1911 Encyclopædia Britannica/Lundy
|←Lundy, Robert||1911 Encyclopædia Britannica, Volume 17
|See also Lundy on Wikipedia, and our 1911 Encyclopædia Britannica disclaimer.|
LUNDY, an English island at the entrance of the Bristol Channel, 12 m. N.W. by N. of the nearest point on the mainland, namely Hartland Point on the Devonshire coast. The nearest ports are Clovelly and Bideford. The extreme length of the island is 3 m. from N. to S., the mean breadth about half a mile, but at the south the breadth is nearly 1 m. The area is about 1150 acres. The component rock is a hard granite, except at the south, where slate occurs. This granite was used in the construction of the Victoria Embankment, London. An extreme elevation of about 450 ft. is found in the southern half of the island; the northern sloping gently to the sea, but the greater part of the coast is cliff-bound and very beautiful.
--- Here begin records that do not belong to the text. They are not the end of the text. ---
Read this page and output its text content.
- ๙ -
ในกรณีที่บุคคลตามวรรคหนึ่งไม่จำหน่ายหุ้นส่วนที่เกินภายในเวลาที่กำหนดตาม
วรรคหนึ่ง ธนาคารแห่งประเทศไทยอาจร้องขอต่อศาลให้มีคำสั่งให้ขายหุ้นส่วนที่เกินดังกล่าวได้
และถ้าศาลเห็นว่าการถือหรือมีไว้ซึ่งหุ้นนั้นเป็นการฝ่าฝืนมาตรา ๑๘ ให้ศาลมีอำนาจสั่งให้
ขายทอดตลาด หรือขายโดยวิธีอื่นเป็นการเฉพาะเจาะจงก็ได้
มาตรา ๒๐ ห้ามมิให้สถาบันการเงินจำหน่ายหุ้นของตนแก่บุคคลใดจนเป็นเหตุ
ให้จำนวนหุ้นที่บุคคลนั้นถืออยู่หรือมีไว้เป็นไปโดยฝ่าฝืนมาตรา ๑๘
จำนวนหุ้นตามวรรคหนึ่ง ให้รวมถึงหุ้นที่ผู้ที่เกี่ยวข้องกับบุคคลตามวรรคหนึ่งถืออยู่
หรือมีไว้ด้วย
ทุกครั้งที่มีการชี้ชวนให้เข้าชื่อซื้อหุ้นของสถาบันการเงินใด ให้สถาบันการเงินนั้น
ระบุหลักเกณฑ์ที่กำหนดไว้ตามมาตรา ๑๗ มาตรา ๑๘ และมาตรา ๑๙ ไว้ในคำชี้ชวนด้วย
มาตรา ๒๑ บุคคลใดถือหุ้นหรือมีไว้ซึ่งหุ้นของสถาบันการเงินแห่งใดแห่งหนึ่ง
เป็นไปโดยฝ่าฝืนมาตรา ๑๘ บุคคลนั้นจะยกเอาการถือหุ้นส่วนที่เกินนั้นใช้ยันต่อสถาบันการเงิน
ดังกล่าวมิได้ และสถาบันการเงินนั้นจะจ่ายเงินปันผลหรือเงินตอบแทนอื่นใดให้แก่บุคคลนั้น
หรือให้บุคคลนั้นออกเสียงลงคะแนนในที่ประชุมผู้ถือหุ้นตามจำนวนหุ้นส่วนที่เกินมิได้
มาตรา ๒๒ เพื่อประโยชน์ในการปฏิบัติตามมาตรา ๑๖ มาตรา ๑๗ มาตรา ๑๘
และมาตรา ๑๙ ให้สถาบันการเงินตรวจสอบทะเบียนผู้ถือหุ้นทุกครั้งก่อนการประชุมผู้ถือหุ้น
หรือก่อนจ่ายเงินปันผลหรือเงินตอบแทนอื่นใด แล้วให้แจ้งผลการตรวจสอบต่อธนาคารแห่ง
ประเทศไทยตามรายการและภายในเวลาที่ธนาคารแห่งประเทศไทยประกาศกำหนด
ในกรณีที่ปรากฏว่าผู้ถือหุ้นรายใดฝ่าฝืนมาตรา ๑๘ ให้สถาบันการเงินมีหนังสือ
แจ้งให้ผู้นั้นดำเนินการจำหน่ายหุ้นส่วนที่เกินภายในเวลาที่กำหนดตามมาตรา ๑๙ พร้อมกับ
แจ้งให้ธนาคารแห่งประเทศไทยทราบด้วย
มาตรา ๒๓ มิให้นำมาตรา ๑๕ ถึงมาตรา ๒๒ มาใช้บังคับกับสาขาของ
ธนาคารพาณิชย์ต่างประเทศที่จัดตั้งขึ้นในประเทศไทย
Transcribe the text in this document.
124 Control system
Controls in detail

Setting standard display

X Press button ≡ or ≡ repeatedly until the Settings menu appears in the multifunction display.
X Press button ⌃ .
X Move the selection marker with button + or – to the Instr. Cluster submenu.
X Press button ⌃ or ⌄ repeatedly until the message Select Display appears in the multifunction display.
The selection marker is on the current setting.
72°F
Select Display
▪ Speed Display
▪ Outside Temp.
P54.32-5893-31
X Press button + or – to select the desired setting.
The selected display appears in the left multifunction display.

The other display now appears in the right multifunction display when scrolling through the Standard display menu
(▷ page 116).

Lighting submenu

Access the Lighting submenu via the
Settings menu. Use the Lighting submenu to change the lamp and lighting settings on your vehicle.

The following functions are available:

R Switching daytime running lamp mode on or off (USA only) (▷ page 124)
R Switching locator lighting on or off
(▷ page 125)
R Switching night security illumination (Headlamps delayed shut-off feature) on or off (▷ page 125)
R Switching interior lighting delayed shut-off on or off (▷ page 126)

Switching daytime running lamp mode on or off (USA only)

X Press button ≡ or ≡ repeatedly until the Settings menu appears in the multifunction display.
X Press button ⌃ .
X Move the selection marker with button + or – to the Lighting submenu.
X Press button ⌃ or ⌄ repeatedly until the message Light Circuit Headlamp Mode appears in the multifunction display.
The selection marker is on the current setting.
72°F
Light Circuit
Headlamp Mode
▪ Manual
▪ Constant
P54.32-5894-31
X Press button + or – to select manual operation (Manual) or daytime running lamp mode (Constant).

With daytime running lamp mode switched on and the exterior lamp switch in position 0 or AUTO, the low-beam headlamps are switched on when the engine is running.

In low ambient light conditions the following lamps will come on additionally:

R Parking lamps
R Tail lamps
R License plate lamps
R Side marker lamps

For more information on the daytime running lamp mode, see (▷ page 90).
The landing, at the south-east, is sheltered by the small Rat Island, where the once common black rat survives. There are a few prehistoric remains on Lundy, and the foundations of an ancient chapel of St Helen. There are also ruins, and the still inhabited keep, of Marisco Castle, occupying a strong precipitous site on the south-east, held in the reign of Henry II. by Sir Jordan de Marisco. The Mariscos, in their inaccessible retreat, lived lawlessly until in 1242 Sir William Marisco was hanged for instigating an attempt on the life of Henry III. In 1625 the island was reported to be captured by Turkish pirates, and in 1633 by Spaniards. Later it became an object of attack and a hiding place for French privateers. The island, which is reckoned as extra-parochial, has some cultivable land and heath pasture, and had a population in 1901 of 94.